First, in Finder > Preferences... > Advanced, set When performing a search: to: Search the Current Folder

Next, create an Automator Service workflow with its default settings (Service receives selected text in any application) and add a Run AppleScript action, replacing the default code with the code below:

on run {input, parameters}
    tell application "Finder"
        activate
        open (POSIX file "/")
    end tell
    delay 0.5 -- # Adjust as necessary or comment out/remove if not needed.
    tell application "System Events"
        keystroke "f" using command down
        keystroke input as text
        keystroke return
    end tell
end run

Save the Automator Service workflow, e.g. Search Selected Text in Finder


If you want to add a programatic test and preference change for When performing a search: being set to Search the Current Folder, then add the following code directly after on run {input, parameters} and before the tell application "Finder" block.

if (do shell script "defaults read com.apple.finder FXDefaultSearchScope") is not "SCcf" then
    do shell script "defaults write com.apple.finder FXDefaultSearchScope SCcf; killall Finder"
    delay 1 -- # Adjust as necessary or comment out/remove if not needed.
end if

An alternative, is to leave the default Finder preference for When performing a search: to Searching This Mac and do the following:

  • Open a new Finder window to the Macintosh HD.
  • Press: ⌘F
  • On the Search bar, click the “Macintosh HD” button.
  • On the Search bar, click the Save button.

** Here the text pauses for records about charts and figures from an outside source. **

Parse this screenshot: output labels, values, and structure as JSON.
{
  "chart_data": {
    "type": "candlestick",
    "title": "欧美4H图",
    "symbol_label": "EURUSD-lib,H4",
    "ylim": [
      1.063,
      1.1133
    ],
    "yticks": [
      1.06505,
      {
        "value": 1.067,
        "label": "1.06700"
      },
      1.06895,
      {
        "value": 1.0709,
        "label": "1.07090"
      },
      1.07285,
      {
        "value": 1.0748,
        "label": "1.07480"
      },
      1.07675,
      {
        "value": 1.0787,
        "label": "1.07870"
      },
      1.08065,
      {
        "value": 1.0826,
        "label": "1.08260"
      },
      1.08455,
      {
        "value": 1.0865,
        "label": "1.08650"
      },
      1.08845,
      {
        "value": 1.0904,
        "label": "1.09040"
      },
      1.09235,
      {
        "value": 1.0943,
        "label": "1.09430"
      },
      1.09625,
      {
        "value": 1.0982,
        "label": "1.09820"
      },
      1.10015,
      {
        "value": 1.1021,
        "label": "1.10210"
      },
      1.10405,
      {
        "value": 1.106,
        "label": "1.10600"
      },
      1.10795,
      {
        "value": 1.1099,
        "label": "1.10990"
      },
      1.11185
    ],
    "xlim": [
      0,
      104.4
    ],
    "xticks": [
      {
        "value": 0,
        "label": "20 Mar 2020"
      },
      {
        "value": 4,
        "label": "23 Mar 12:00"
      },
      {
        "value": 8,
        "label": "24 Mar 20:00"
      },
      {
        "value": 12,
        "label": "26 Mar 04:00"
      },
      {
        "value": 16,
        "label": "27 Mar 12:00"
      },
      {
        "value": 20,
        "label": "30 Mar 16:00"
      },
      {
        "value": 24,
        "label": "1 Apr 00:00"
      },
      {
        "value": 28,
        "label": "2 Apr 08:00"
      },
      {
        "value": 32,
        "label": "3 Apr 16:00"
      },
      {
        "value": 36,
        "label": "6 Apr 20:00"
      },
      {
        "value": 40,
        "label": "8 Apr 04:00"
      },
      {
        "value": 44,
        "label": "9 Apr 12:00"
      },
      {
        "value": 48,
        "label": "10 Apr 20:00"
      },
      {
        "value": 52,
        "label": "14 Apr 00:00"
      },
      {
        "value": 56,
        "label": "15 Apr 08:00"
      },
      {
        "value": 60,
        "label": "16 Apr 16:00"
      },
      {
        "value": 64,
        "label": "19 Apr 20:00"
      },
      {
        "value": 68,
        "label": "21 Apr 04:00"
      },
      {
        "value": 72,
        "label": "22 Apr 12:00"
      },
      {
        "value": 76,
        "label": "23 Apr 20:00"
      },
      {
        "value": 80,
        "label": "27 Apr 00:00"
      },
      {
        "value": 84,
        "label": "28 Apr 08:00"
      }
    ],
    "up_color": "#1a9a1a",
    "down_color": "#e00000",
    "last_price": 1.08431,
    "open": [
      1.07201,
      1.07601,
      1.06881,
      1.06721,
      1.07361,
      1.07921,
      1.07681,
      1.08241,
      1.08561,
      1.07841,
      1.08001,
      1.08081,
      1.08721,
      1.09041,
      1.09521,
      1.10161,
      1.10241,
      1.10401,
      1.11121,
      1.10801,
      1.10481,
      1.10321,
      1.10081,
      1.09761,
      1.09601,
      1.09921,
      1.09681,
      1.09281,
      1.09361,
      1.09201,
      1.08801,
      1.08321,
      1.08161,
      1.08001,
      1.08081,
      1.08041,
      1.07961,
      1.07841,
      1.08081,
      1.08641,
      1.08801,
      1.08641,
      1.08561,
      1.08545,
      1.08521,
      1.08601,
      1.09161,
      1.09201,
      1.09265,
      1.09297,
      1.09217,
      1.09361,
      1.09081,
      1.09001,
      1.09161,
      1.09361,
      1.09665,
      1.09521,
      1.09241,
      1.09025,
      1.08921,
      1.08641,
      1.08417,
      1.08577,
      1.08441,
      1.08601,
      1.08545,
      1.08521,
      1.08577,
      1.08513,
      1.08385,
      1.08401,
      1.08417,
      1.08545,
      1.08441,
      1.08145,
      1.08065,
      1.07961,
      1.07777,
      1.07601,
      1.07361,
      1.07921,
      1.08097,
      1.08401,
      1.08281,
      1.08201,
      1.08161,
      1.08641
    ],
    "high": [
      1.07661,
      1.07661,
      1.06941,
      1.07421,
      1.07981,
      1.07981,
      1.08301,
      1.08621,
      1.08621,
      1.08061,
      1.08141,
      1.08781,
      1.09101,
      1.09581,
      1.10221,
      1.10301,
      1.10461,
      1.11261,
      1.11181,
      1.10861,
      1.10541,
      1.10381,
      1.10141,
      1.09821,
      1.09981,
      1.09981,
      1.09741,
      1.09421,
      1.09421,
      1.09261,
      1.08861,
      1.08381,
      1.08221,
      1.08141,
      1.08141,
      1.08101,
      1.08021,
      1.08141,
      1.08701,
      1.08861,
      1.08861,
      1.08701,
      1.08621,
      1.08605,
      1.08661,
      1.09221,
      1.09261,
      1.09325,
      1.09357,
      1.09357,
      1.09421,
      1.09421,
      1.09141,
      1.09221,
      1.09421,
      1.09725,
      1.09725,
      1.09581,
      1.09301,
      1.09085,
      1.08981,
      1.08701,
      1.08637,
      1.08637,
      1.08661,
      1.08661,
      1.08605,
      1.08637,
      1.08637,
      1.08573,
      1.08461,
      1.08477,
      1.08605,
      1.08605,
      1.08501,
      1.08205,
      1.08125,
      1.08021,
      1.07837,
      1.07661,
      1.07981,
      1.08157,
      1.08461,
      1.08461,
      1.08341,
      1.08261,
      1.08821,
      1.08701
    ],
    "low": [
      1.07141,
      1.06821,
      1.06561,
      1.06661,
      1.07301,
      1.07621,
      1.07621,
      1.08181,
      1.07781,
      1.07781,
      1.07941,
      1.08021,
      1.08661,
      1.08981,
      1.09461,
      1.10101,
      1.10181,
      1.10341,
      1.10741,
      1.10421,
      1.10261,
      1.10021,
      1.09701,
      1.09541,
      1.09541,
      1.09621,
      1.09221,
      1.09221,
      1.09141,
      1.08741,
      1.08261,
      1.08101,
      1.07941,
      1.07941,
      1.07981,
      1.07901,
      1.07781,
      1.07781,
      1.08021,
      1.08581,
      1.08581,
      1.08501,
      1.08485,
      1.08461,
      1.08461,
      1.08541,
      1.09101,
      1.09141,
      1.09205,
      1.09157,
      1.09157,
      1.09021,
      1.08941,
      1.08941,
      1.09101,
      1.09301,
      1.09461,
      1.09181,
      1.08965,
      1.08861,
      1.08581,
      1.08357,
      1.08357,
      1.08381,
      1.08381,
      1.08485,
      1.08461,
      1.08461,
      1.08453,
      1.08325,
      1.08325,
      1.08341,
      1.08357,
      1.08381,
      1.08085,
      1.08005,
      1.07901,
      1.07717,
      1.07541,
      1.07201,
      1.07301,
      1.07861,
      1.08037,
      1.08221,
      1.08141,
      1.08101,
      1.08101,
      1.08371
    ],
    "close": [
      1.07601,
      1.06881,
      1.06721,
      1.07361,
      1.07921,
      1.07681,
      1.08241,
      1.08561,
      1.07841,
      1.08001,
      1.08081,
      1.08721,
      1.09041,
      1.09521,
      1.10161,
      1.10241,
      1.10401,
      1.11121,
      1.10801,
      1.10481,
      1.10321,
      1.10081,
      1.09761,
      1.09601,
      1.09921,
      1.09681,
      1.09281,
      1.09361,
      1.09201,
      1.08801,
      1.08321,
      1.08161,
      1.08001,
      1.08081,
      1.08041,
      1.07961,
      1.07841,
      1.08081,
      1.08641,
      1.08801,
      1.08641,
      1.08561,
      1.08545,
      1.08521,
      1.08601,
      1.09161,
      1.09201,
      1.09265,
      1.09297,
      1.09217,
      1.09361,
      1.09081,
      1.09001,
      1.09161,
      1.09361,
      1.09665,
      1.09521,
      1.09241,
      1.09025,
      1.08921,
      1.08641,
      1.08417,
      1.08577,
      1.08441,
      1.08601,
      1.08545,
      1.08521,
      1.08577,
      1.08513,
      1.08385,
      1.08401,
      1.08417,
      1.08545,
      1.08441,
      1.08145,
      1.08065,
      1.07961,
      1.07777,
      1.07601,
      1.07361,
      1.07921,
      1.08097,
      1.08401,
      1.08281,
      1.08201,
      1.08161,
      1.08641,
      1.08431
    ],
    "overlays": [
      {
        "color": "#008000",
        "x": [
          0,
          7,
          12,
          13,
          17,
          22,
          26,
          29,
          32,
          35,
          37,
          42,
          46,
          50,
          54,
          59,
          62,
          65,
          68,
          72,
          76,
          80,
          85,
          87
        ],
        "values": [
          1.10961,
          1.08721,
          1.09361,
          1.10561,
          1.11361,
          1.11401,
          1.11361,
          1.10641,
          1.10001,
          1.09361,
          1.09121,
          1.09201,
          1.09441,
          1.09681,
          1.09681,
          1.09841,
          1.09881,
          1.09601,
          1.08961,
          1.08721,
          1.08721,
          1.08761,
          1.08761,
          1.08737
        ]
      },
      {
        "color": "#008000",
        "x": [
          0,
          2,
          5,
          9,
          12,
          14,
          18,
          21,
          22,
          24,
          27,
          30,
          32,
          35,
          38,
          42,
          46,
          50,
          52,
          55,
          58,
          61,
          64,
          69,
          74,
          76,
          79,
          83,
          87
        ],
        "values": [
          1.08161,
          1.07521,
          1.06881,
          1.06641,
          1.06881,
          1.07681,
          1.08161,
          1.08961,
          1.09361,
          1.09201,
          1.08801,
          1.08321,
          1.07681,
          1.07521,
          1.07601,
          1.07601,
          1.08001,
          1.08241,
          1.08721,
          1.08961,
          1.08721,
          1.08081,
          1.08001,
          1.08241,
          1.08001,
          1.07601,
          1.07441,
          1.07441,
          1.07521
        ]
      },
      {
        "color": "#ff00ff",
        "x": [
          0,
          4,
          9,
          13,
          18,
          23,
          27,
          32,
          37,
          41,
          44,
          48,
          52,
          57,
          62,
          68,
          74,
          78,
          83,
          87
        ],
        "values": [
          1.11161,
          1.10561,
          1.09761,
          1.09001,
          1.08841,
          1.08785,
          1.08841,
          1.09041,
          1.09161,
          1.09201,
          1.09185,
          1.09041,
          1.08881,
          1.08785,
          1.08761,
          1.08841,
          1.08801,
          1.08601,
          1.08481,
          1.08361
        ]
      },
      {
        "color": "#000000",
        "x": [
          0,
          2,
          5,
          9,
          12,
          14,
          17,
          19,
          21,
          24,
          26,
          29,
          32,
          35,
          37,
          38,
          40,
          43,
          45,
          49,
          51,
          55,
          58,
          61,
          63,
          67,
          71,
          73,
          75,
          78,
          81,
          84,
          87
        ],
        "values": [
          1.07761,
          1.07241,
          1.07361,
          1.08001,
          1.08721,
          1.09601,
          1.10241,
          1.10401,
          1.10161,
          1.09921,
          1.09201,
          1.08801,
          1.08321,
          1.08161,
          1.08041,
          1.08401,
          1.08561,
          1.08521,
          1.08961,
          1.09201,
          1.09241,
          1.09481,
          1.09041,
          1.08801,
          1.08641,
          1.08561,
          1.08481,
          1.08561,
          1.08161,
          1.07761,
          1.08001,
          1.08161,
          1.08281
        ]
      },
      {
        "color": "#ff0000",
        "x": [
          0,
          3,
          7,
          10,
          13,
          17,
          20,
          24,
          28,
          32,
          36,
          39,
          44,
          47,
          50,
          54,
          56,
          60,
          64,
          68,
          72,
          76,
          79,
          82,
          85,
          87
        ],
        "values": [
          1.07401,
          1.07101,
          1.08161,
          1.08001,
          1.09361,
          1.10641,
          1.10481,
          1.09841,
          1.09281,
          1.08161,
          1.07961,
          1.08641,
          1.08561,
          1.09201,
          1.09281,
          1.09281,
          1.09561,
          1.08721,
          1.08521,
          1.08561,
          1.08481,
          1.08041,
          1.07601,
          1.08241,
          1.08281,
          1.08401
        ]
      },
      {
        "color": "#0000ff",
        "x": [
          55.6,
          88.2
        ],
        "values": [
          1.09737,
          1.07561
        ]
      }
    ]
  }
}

Follow through to save the search. In this instance, e.g.:

  • Save As: Searching “Macintosh HD”
  • Where: Saved Searches
  • [] Add To Sidebar (unchecked)

In the Run AppleScript action of the Automator Service workflow, replace open (POSIX file "/") with the following example code, adjusted for your system and how/where you saved the Search:

open POSIX file "/Users/me/Library/Saved Searches/Searching “Macintosh HD”.savedSearch"

The example AppleScript code would then be:

on run {input, parameters}
    tell application "Finder"
        activate
        open POSIX file "/Users/me/Library/Saved Searches/Searching “Macintosh HD”.savedSearch"
    end tell
    delay 0.5 -- # Adjust as necessary or comment out/remove if not needed.
    tell application "System Events"
        keystroke "f" using command down
        keystroke input as text
        keystroke return
    end tell
end run

This latter method leaves the default setting in Finder alone and achieves the goal without using mouse clicks or clicking buttons from the Automator Service workflow.


Note: The example AppleScript code is just that and may require additional delay commands where appropriate/needed, e.g. between the keystroke commands as/if necessary.